The way to measure genuine growth in holiness is… How would you answer that question? Today on Things Unseen, listen as Sinclair Ferguson draws principles from two figures in church history to aid us in our pursuit of sanctification.
Friday always seems to come round really quickly on Things Unseen, and this week we’ve been thinking about sanctification, or holiness. And to end the week, I want to mention two important principles of sanctification, two important principles of becoming like Jesus. And I want to reflect on these principles through the eyes of two great Christians who commented on them and have given me what I think of as two watchwords. I’ll mention them in chronological order.
The first person is someone I’ve mentioned before because I think about what he says a lot, and it’s been a big help to me personally. I’m thinking of the words of the great seventeenth-century theologian and pastor John Owen. Let me paraphrase him. He says that you measure growth in holiness, not by the height someone seems to have reached or the place to which they seem to have arrived—Owen knew that we actually tend to do that, don’t we? No, he says, we measure spiritual growth by the distance a person has traveled to get where they’ve arrived, and especially by the obstacles they’ve overcome in order to get there.
Now, it’s no more wise spiritually for a Christian to be constantly taking his or her own spiritual pulse than it is to be doing that with your physical pulse, at least unless you’re under medical care. Looking inward all the time, that can tend to a kind of spiritual self-absorption, which at the end of the day is profoundly unhelpful.
But I’ve found what Owen says here tremendously helpful in recognizing growth and holiness in other Christians.
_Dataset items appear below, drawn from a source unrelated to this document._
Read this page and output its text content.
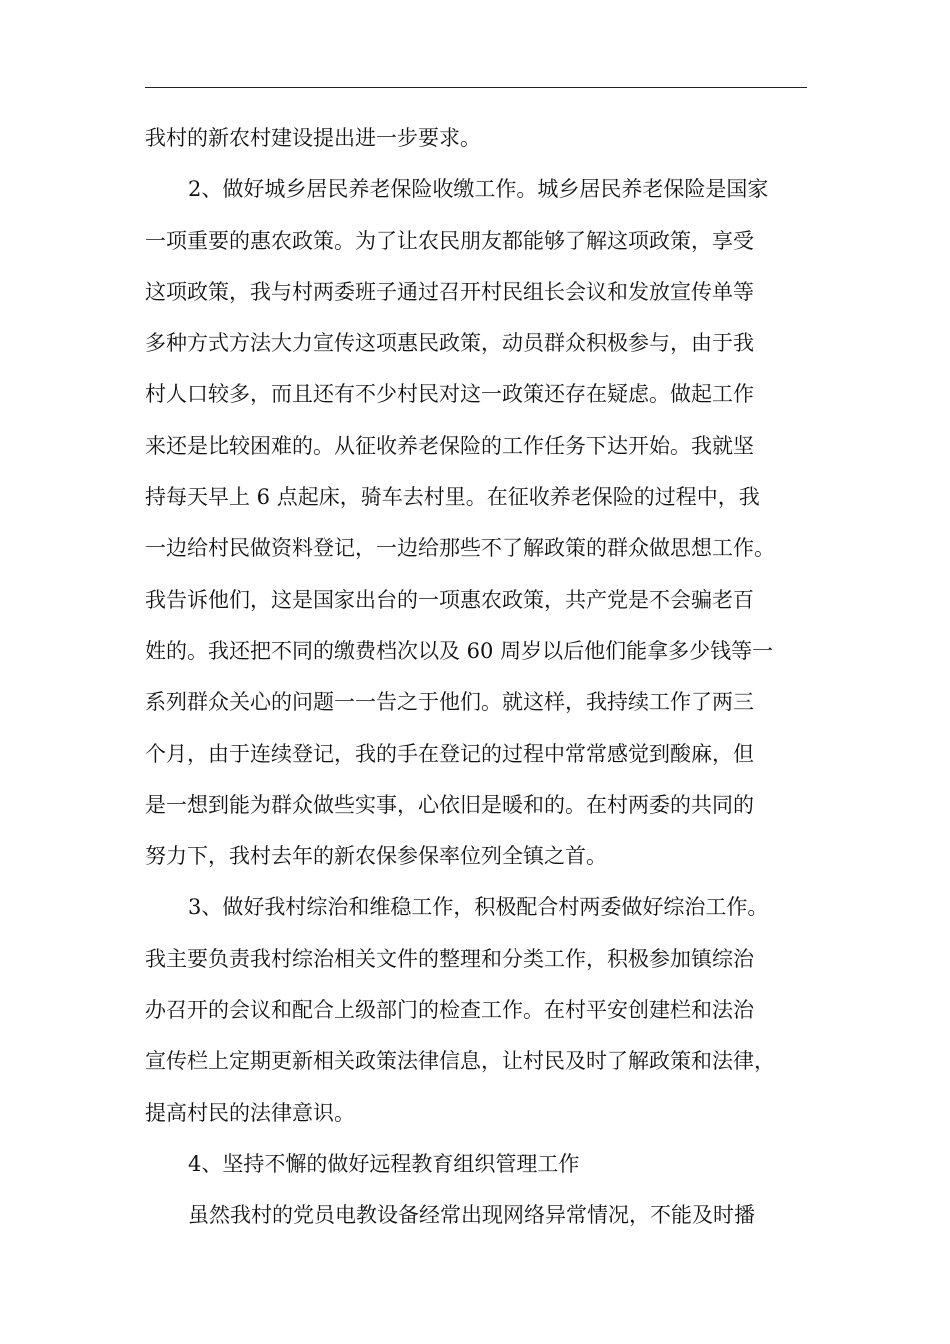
我村的新农村建设提出进一步要求。
2、做好城乡居民养老保险收缴工作。城乡居民养老保险是国家
一项重要的惠农政策。为了让农民朋友都能够了解这项政策，享受
这项政策，我与村两委班子通过召开村民组长会议和发放宣传单等
多种方式方法大力宣传这项惠民政策，动员群众积极参与，由于我
村人口较多，而且还有不少村民对这一政策还存在疑虑。做起工作
来还是比较困难的。从征收养老保险的工作任务下达开始。我就坚
持每天早上 6 点起床，骑车去村里。在征收养老保险的过程中，我
一边给村民做资料登记，一边给那些不了解政策的群众做思想工作。
我告诉他们，这是国家出台的一项惠农政策，共产党是不会骗老百
姓的。我还把不同的缴费档次以及 60 周岁以后他们能拿多少钱等一
系列群众关心的问题一一告之于他们。就这样，我持续工作了两三
个月，由于连续登记，我的手在登记的过程中常常感觉到酸麻，但
是一想到能为群众做些实事，心依旧是暖和的。在村两委的共同的
努力下，我村去年的新农保参保率位列全镇之首。
3、做好我村综治和维稳工作，积极配合村两委做好综治工作。
我主要负责我村综治相关文件的整理和分类工作，积极参加镇综治
办召开的会议和配合上级部门的检查工作。在村平安创建栏和法治
宣传栏上定期更新相关政策法律信息，让村民及时了解政策和法律，
提高村民的法律意识。
4、坚持不懈的做好远程教育组织管理工作
虽然我村的党员电教设备经常出现网络异常情况，不能及时播
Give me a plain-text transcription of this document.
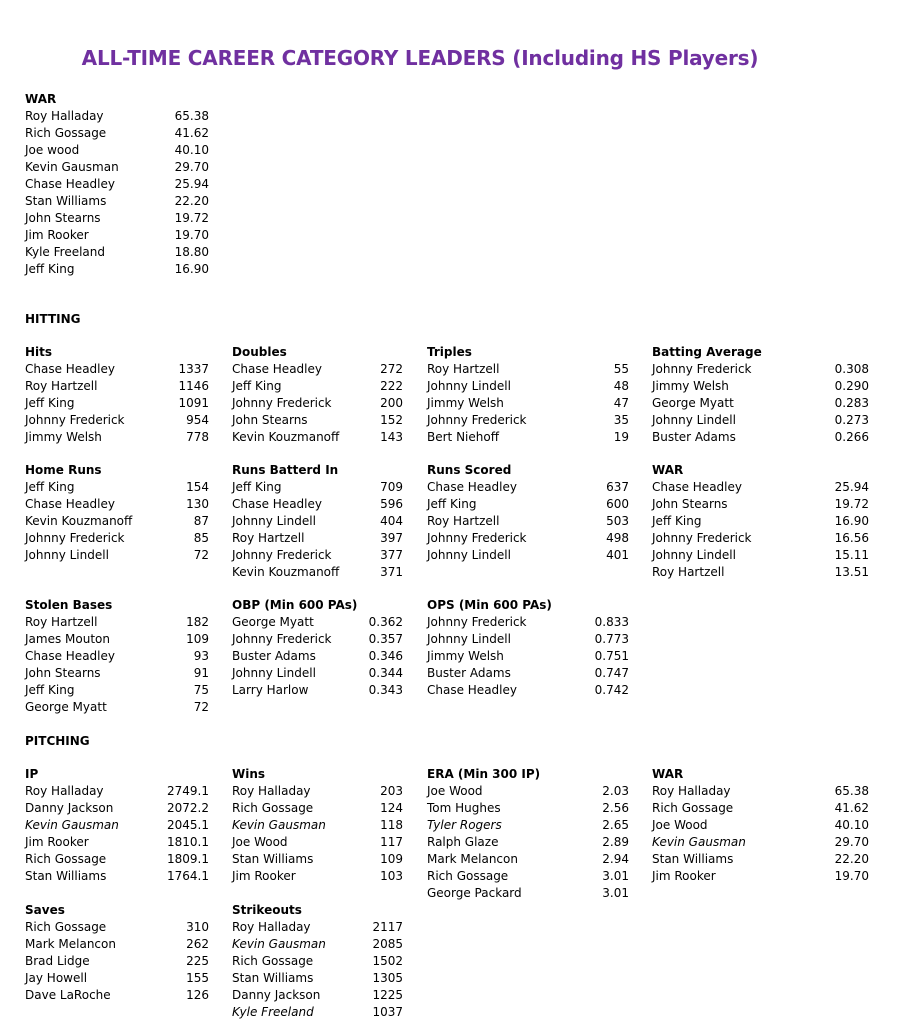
ALL-TIME CAREER CATEGORY LEADERS (Including HS Players)
HITTING
PITCHING
WAR
Roy Halladay	65.38
Rich Gossage	41.62
Joe wood	40.10
Kevin Gausman	29.70
Chase Headley	25.94
Stan Williams	22.20
John Stearns	19.72
Jim Rooker	19.70
Kyle Freeland	18.80
Jeff King	16.90
Hits
Chase Headley	1337
Roy Hartzell	1146
Jeff King	1091
Johnny Frederick	954
Jimmy Welsh	778
Doubles
Chase Headley	272
Jeff King	222
Johnny Frederick	200
John Stearns	152
Kevin Kouzmanoff	143
Triples
Roy Hartzell	55
Johnny Lindell	48
Jimmy Welsh	47
Johnny Frederick	35
Bert Niehoff	19
Batting Average
Johnny Frederick	0.308
Jimmy Welsh	0.290
George Myatt	0.283
Johnny Lindell	0.273
Buster Adams	0.266
Home Runs
Jeff King	154
Chase Headley	130
Kevin Kouzmanoff	87
Johnny Frederick	85
Johnny Lindell	72
Runs Batterd In
Jeff King	709
Chase Headley	596
Johnny Lindell	404
Roy Hartzell	397
Johnny Frederick	377
Kevin Kouzmanoff	371
Runs Scored
Chase Headley	637
Jeff King	600
Roy Hartzell	503
Johnny Frederick	498
Johnny Lindell	401
WAR
Chase Headley	25.94
John Stearns	19.72
Jeff King	16.90
Johnny Frederick	16.56
Johnny Lindell	15.11
Roy Hartzell	13.51
Stolen Bases
Roy Hartzell	182
James Mouton	109
Chase Headley	93
John Stearns	91
Jeff King	75
George Myatt	72
OBP (Min 600 PAs)
George Myatt	0.362
Johnny Frederick	0.357
Buster Adams	0.346
Johnny Lindell	0.344
Larry Harlow	0.343
OPS (Min 600 PAs)
Johnny Frederick	0.833
Johnny Lindell	0.773
Jimmy Welsh	0.751
Buster Adams	0.747
Chase Headley	0.742
IP
Roy Halladay	2749.1
Danny Jackson	2072.2
Kevin Gausman	2045.1
Jim Rooker	1810.1
Rich Gossage	1809.1
Stan Williams	1764.1
Wins
Roy Halladay	203
Rich Gossage	124
Kevin Gausman	118
Joe Wood	117
Stan Williams	109
Jim Rooker	103
ERA (Min 300 IP)
Joe Wood	2.03
Tom Hughes	2.56
Tyler Rogers	2.65
Ralph Glaze	2.89
Mark Melancon	2.94
Rich Gossage	3.01
George Packard	3.01
WAR
Roy Halladay	65.38
Rich Gossage	41.62
Joe Wood	40.10
Kevin Gausman	29.70
Stan Williams	22.20
Jim Rooker	19.70
Saves
Rich Gossage	310
Mark Melancon	262
Brad Lidge	225
Jay Howell	155
Dave LaRoche	126
Strikeouts
Roy Halladay	2117
Kevin Gausman	2085
Rich Gossage	1502
Stan Williams	1305
Danny Jackson	1225
Kyle Freeland	1037
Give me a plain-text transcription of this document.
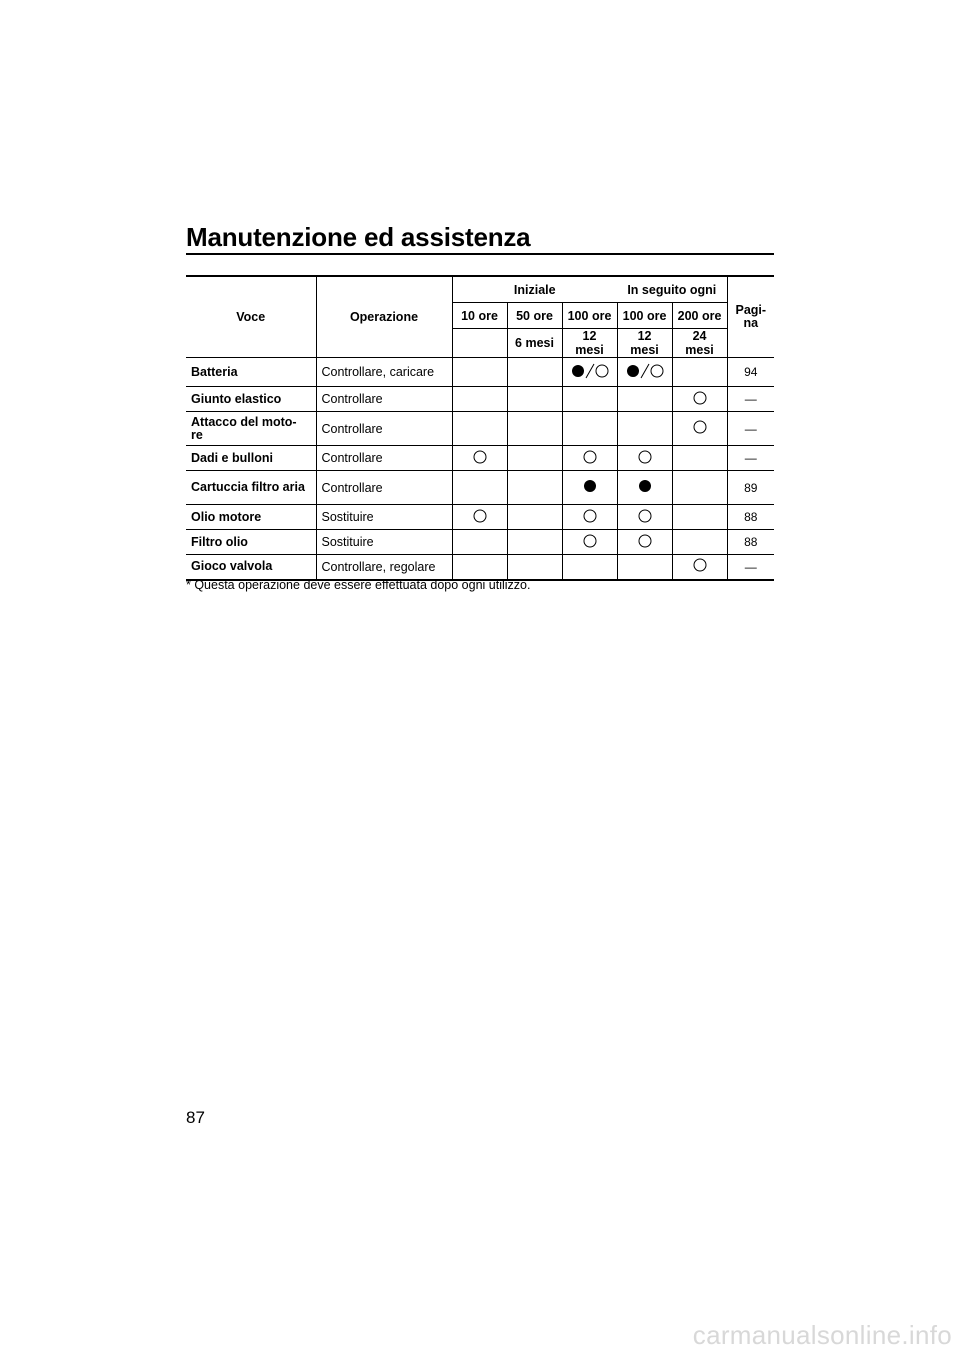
Manutenzione ed assistenza
Voce	Operazione	Iniziale			In seguito ogni		Pagi-
na
		10 ore	50 ore	100 ore	100 ore	200 ore	
			6 mesi	12 mesi	12 mesi	24 mesi	
Batteria	Controllare, caricare						94
Giunto elastico	Controllare						—
Attacco del moto- re	Controllare						—
Dadi e bulloni	Controllare						—
Cartuccia filtro aria	Controllare						89
Olio motore	Sostituire						88
Filtro olio	Sostituire						88
Gioco valvola	Controllare, regolare						—
* Questa operazione deve essere effettuata dopo ogni utilizzo.
87
carmanualsonline.info
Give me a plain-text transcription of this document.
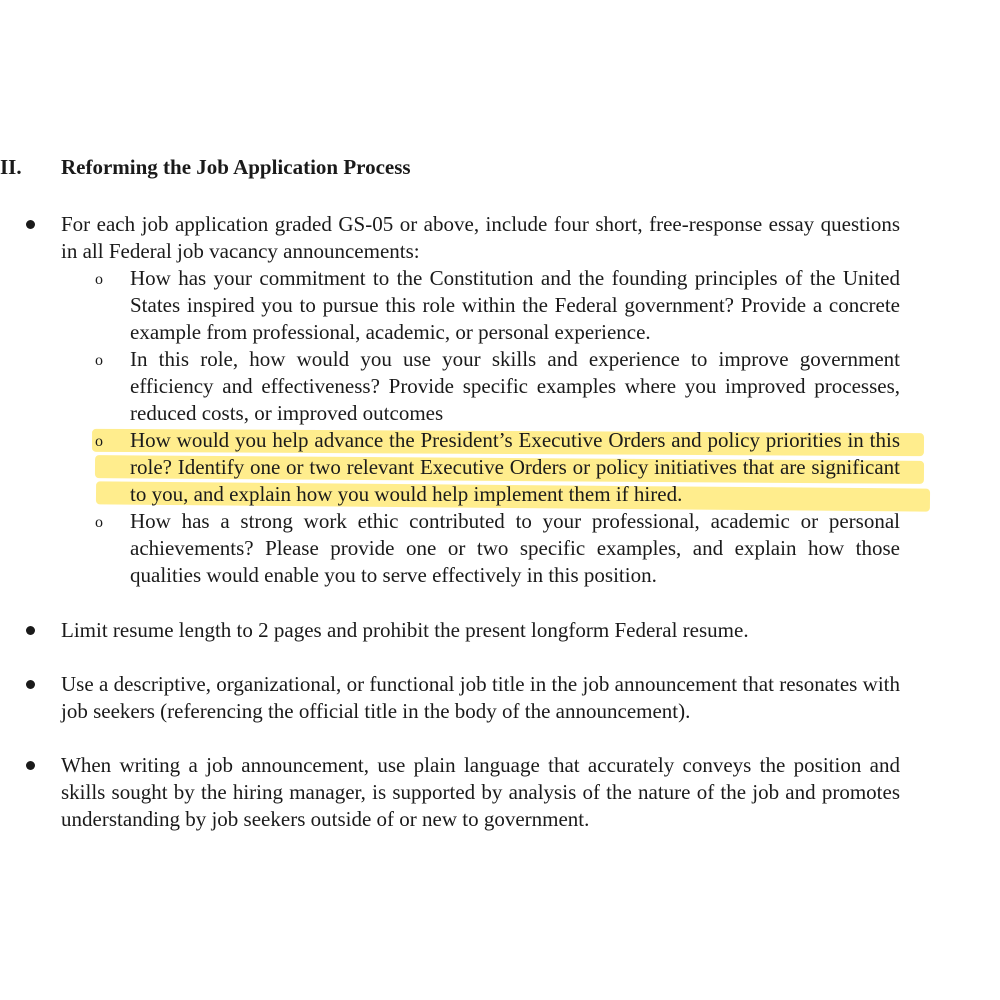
II. Reforming the Job Application Process
For each job application graded GS-05 or above, include four short, free-response essay questions in all Federal job vacancy announcements:
o How has your commitment to the Constitution and the founding principles of the United States inspired you to pursue this role within the Federal government? Provide a concrete example from professional, academic, or personal experience.
o In this role, how would you use your skills and experience to improve government efficiency and effectiveness? Provide specific examples where you improved processes, reduced costs, or improved outcomes
o How would you help advance the President’s Executive Orders and policy priorities in this role? Identify one or two relevant Executive Orders or policy initiatives that are significant to you, and explain how you would help implement them if hired.
o How has a strong work ethic contributed to your professional, academic or personal achievements? Please provide one or two specific examples, and explain how those qualities would enable you to serve effectively in this position.
Limit resume length to 2 pages and prohibit the present longform Federal resume.
Use a descriptive, organizational, or functional job title in the job announcement that resonates with job seekers (referencing the official title in the body of the announcement).
When writing a job announcement, use plain language that accurately conveys the position and skills sought by the hiring manager, is supported by analysis of the nature of the job and promotes understanding by job seekers outside of or new to government.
Here’s a Christian who seems to have it all together, as we say. She’s streets ahead of that other lady in the church, who so often seems to be struggling. It’s surely that first lady that’s really grown in sanctification and holiness. Obvious, isn’t it? But is it? If you think of her in terms of the difficulties she’s had to face, the obstacles that she’s overcome, the disadvantages that she’s had, well, maybe there haven’t been too many of these. And maybe that’s a better measure of her progress. And the wonderful thing is this: you don’t need to appreciate her any less to be able to appreciate that that other lady has actually made tremendous progress, against all the odds. And when you see that, you begin to love them, to appreciate them, to admire them.
I wonder if I’m sounding now a bit like Paul in Philippians 3:1, when he says, “To say the same thing again is no trouble to me and it’s safe for you.” Well, if so, it’s true. And since I’ve found Owen’s words such a help to me in living and serving in the church family, I think they’re worth repeating again and again because they’re really part of helping us to understand how to live in fellowship—holy fellowship—with one another, because we begin to see other people through His eyes and to love them in a Christ-like way.
The second principle I want to mention however, is one that’s beautifully expressed in some words I read ages ago by the famous eighteenth-century Anglican minister Charles Simeon. His ministry not only had a massive influence in Cambridge, where he was a pastor, but also in the whole of the United Kingdom and even in Scotland—and right up to the present day. One of his students was a brilliant young man by the name of Henry Martyn. You may know his name because he became a missionary in India and Persia, and he died when he was thirty-one. Simeon said something about Henry Martyn when he was still a young man that has always impressed me. He says that the striking thing about Henry Martyn was not only that he manifested the fruit of the Spirit but that all of the fruit seemed to be in perfect proportion in his life.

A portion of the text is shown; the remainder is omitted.